期刊名称:Proceedings of the National Academy of Sciences
印刷版ISSN:0027-8424
电子版ISSN:1091-6490
出版年度:2002
卷号:99
期号:2
页码:733-738
DOI:10.1073/pnas.022518699
语种:English
出版社:The National Academy of Sciences of the United States of America
摘要:Tensin is a focal adhesion molecule that binds to actin filaments and participates in signaling pathways. In this study, we have characterized a previously undocumented tensin family member, tensin2/KIAA 1075. Human tensin2 cDNA encodes a 1,285-aa sequence that shares extensive homology with tensin1 at its amino- and carboxyl-terminal ends, which include the actin-binding domain, the Src homology 2 (SH2) domain, and the phosphotyrosine binding (PTB) domain.
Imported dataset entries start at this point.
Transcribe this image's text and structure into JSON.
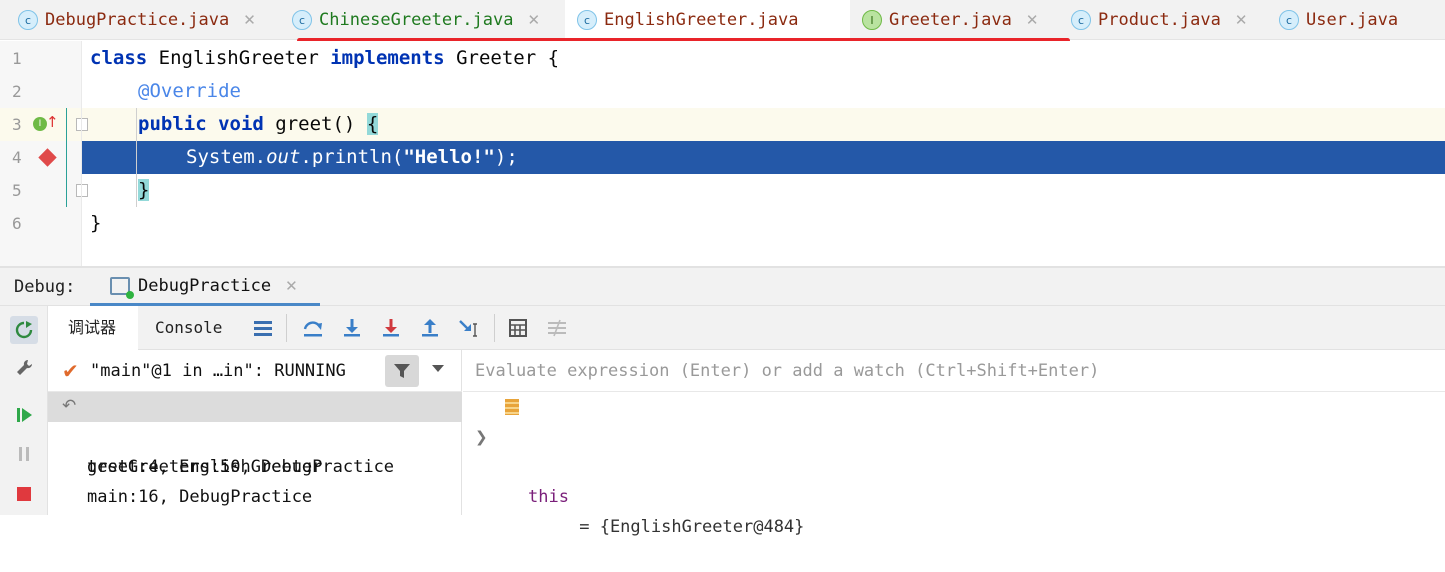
{
  "tabs": [
    {
      "label": "DebugPractice.java",
      "icon": "class-run-icon"
    },
    {
      "label": "ChineseGreeter.java",
      "icon": "class-icon"
    },
    {
      "label": "EnglishGreeter.java",
      "icon": "class-icon"
    },
    {
      "label": "Greeter.java",
      "icon": "interface-icon"
    },
    {
      "label": "Product.java",
      "icon": "class-icon"
    },
    {
      "label": "User.java",
      "icon": "class-icon"
    }
  ],
  "editor": {
    "line_numbers": [
      "1",
      "2",
      "3",
      "4",
      "5",
      "6"
    ],
    "line1": {
      "kw1": "class",
      "name": " EnglishGreeter ",
      "kw2": "implements",
      "rest": " Greeter {"
    },
    "line2": {
      "annotation": "@Override"
    },
    "line3": {
      "kw1": "public",
      "kw2": "void",
      "method": " greet() ",
      "brace": "{"
    },
    "line4": {
      "pre": "System.",
      "field": "out",
      "mid": ".println(",
      "string": "\"Hello!\"",
      "post": ");"
    },
    "line5": {
      "brace": "}"
    },
    "line6": {
      "text": "}"
    }
  },
  "debug": {
    "label": "Debug:",
    "session_tab": "DebugPractice",
    "tabs": [
      "调试器",
      "Console"
    ],
    "thread": "\"main\"@1 in …in\": RUNNING",
    "frames": [
      "greet:4, EnglishGreeter",
      "testGreeters:50, DebugPractice",
      "main:16, DebugPractice"
    ],
    "watch_placeholder": "Evaluate expression (Enter) or add a watch (Ctrl+Shift+Enter)",
    "variable": {
      "name": "this",
      "value": " = {EnglishGreeter@484}"
    }
  },
  "colors": {
    "keyword": "#0033b3",
    "annotation": "#4a86e8",
    "selection": "#2458a8",
    "tab_underline": "#e9242a",
    "breakpoint": "#e04a4a"
  }
}
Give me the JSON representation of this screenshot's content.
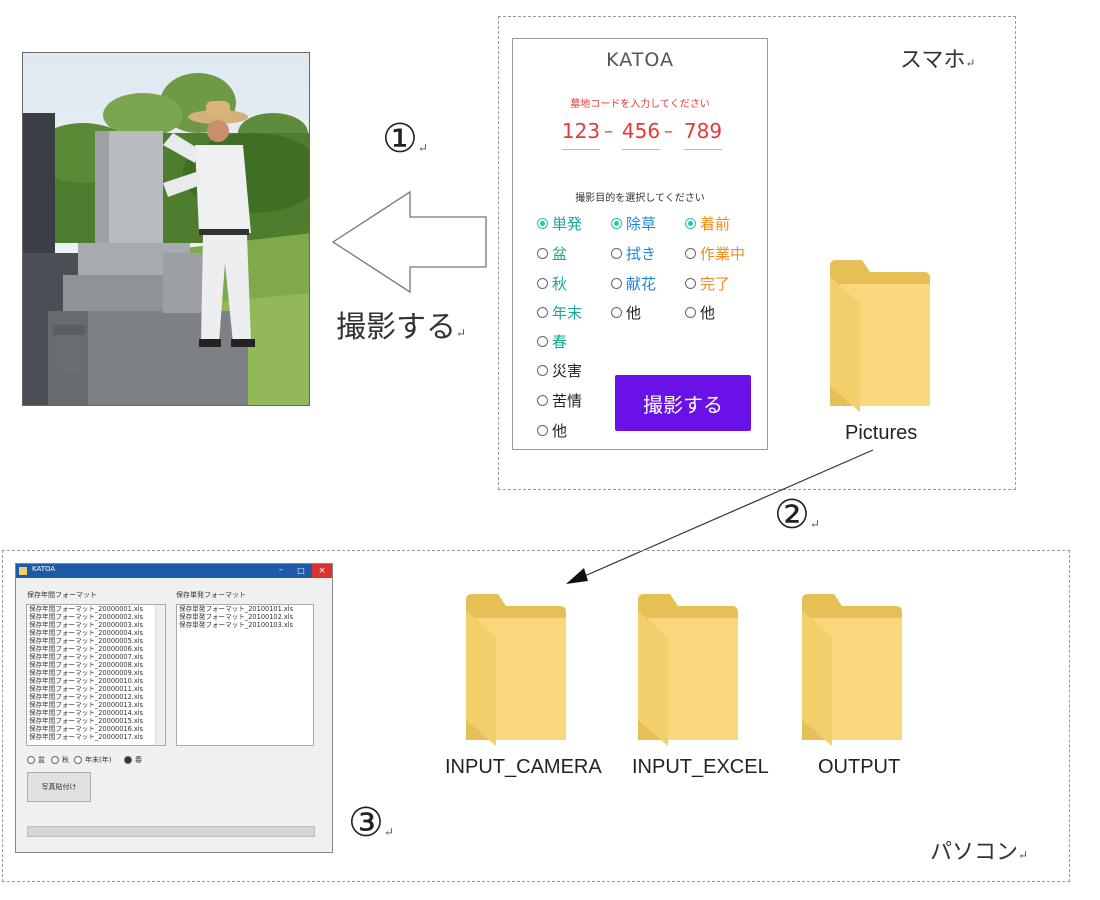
{
  "step1": {
    "number": "①",
    "caption": "撮影する"
  },
  "step2": {
    "number": "②"
  },
  "step3": {
    "number": "③"
  },
  "return_mark": "↵",
  "smartphone": {
    "region_label": "スマホ",
    "app": {
      "title": "KATOA",
      "code_prompt": "墓地コードを入力してください",
      "code_parts": [
        "123",
        "456",
        "789"
      ],
      "purpose_prompt": "撮影目的を選択してください",
      "groups": [
        {
          "color": "#1aa79a",
          "options": [
            {
              "label": "単発",
              "selected": true
            },
            {
              "label": "盆",
              "selected": false
            },
            {
              "label": "秋",
              "selected": false
            },
            {
              "label": "年末",
              "selected": false
            },
            {
              "label": "春",
              "selected": false
            }
          ]
        },
        {
          "color": "#222222",
          "options": [
            {
              "label": "災害",
              "selected": false
            },
            {
              "label": "苦情",
              "selected": false
            },
            {
              "label": "他",
              "selected": false
            }
          ]
        },
        {
          "color": "#1e88d6",
          "options": [
            {
              "label": "除草",
              "selected": true
            },
            {
              "label": "拭き",
              "selected": false
            },
            {
              "label": "献花",
              "selected": false
            },
            {
              "label": "他",
              "selected": false
            }
          ]
        },
        {
          "color": "#f28c1a",
          "options": [
            {
              "label": "着前",
              "selected": true
            },
            {
              "label": "作業中",
              "selected": false
            },
            {
              "label": "完了",
              "selected": false
            },
            {
              "label": "他",
              "selected": false
            }
          ]
        }
      ],
      "shoot_button": "撮影する"
    },
    "folder": "Pictures"
  },
  "pc": {
    "region_label": "パソコン",
    "folders": [
      "INPUT_CAMERA",
      "INPUT_EXCEL",
      "OUTPUT"
    ],
    "app": {
      "title": "KATOA",
      "list1_label": "保存年間フォーマット",
      "list1_items": [
        "保存年間フォーマット_20000001.xls",
        "保存年間フォーマット_20000002.xls",
        "保存年間フォーマット_20000003.xls",
        "保存年間フォーマット_20000004.xls",
        "保存年間フォーマット_20000005.xls",
        "保存年間フォーマット_20000006.xls",
        "保存年間フォーマット_20000007.xls",
        "保存年間フォーマット_20000008.xls",
        "保存年間フォーマット_20000009.xls",
        "保存年間フォーマット_20000010.xls",
        "保存年間フォーマット_20000011.xls",
        "保存年間フォーマット_20000012.xls",
        "保存年間フォーマット_20000013.xls",
        "保存年間フォーマット_20000014.xls",
        "保存年間フォーマット_20000015.xls",
        "保存年間フォーマット_20000016.xls",
        "保存年間フォーマット_20000017.xls"
      ],
      "list2_label": "保存単発フォーマット",
      "list2_items": [
        "保存単発フォーマット_20100101.xls",
        "保存単発フォーマット_20100102.xls",
        "保存単発フォーマット_20100103.xls"
      ],
      "radios": [
        {
          "label": "盆",
          "selected": false
        },
        {
          "label": "秋",
          "selected": false
        },
        {
          "label": "年末(年)",
          "selected": false
        },
        {
          "label": "春",
          "selected": true
        }
      ],
      "button": "写真貼付け",
      "progress": 0
    }
  }
}
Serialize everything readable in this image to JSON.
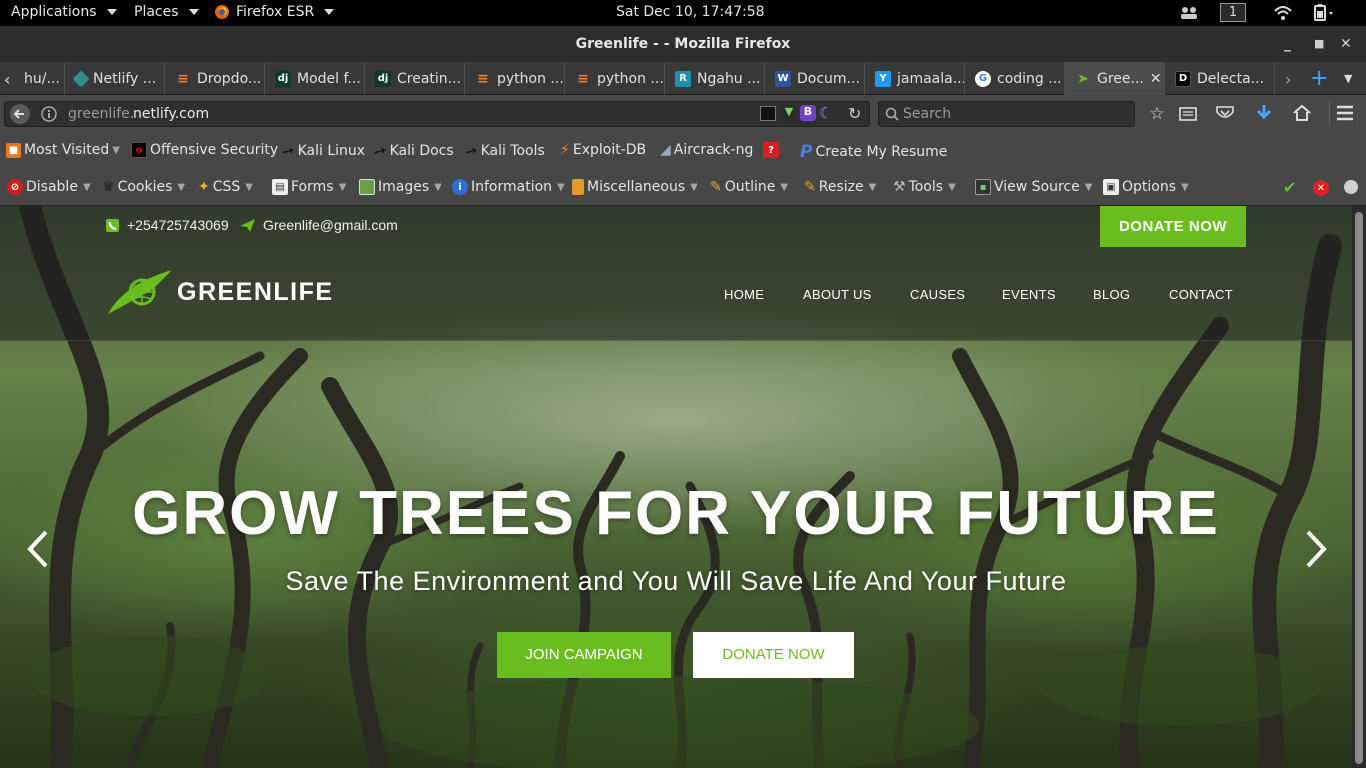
{
  "gnome": {
    "applications": "Applications",
    "places": "Places",
    "app_name": "Firefox ESR",
    "clock": "Sat Dec 10, 17:47:58",
    "workspace": "1"
  },
  "window": {
    "title": "Greenlife - - Mozilla Firefox"
  },
  "tabs": [
    {
      "label": "hu/...",
      "icon": "page-icon"
    },
    {
      "label": "Netlify ...",
      "icon": "netlify-icon"
    },
    {
      "label": "Dropdo...",
      "icon": "stackoverflow-icon"
    },
    {
      "label": "Model f...",
      "icon": "django-icon"
    },
    {
      "label": "Creatin...",
      "icon": "django-icon"
    },
    {
      "label": "python ...",
      "icon": "stackoverflow-icon"
    },
    {
      "label": "python ...",
      "icon": "stackoverflow-icon"
    },
    {
      "label": "Ngahu ...",
      "icon": "r-icon"
    },
    {
      "label": "Docum...",
      "icon": "word-icon"
    },
    {
      "label": "jamaala...",
      "icon": "y-icon"
    },
    {
      "label": "coding ...",
      "icon": "google-icon"
    },
    {
      "label": "Gree...",
      "icon": "greenlife-icon"
    },
    {
      "label": "Delecta...",
      "icon": "d-icon"
    }
  ],
  "navbar": {
    "url_host_prefix": "greenlife.",
    "url_host_domain": "netlify.com",
    "search_placeholder": "Search"
  },
  "bookmarks": [
    "Most Visited",
    "Offensive Security",
    "Kali Linux",
    "Kali Docs",
    "Kali Tools",
    "Exploit-DB",
    "Aircrack-ng",
    "Create My Resume"
  ],
  "devtools": [
    "Disable",
    "Cookies",
    "CSS",
    "Forms",
    "Images",
    "Information",
    "Miscellaneous",
    "Outline",
    "Resize",
    "Tools",
    "View Source",
    "Options"
  ],
  "site": {
    "phone": "+254725743069",
    "email": "Greenlife@gmail.com",
    "donate_top": "DONATE NOW",
    "logo": "GREENLIFE",
    "menu": [
      "HOME",
      "ABOUT US",
      "CAUSES",
      "EVENTS",
      "BLOG",
      "CONTACT"
    ],
    "hero_title": "GROW TREES FOR YOUR FUTURE",
    "hero_subtitle": "Save The Environment and You Will Save Life And Your Future",
    "btn_join": "JOIN CAMPAIGN",
    "btn_donate": "DONATE NOW",
    "accent_color": "#6abd1f"
  }
}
Analysis of the genomic structures of tensin1 and tensin2 further confirmed that they represent a single gene family. Examination of tensin2 mRNA distribution revealed that heart, kidney, skeletal muscle, and liver were tissues of high expression. The endogenous and recombinant tensin2 were expressed as a 170-kDa protein in NIH 3T3 cells. The subcellular localization of tensin2 was determined by transfection of green fluorescence protein (GFP)-tensin2 fusion construct. The results indicated that tensin2 is also localized to focal adhesions. Finally, functional analysis of tensin genes has demonstrated that expression of tensin genes is able to promote cell migration on fibronectin, indicating that the tensin family plays a role in regulating cell motility.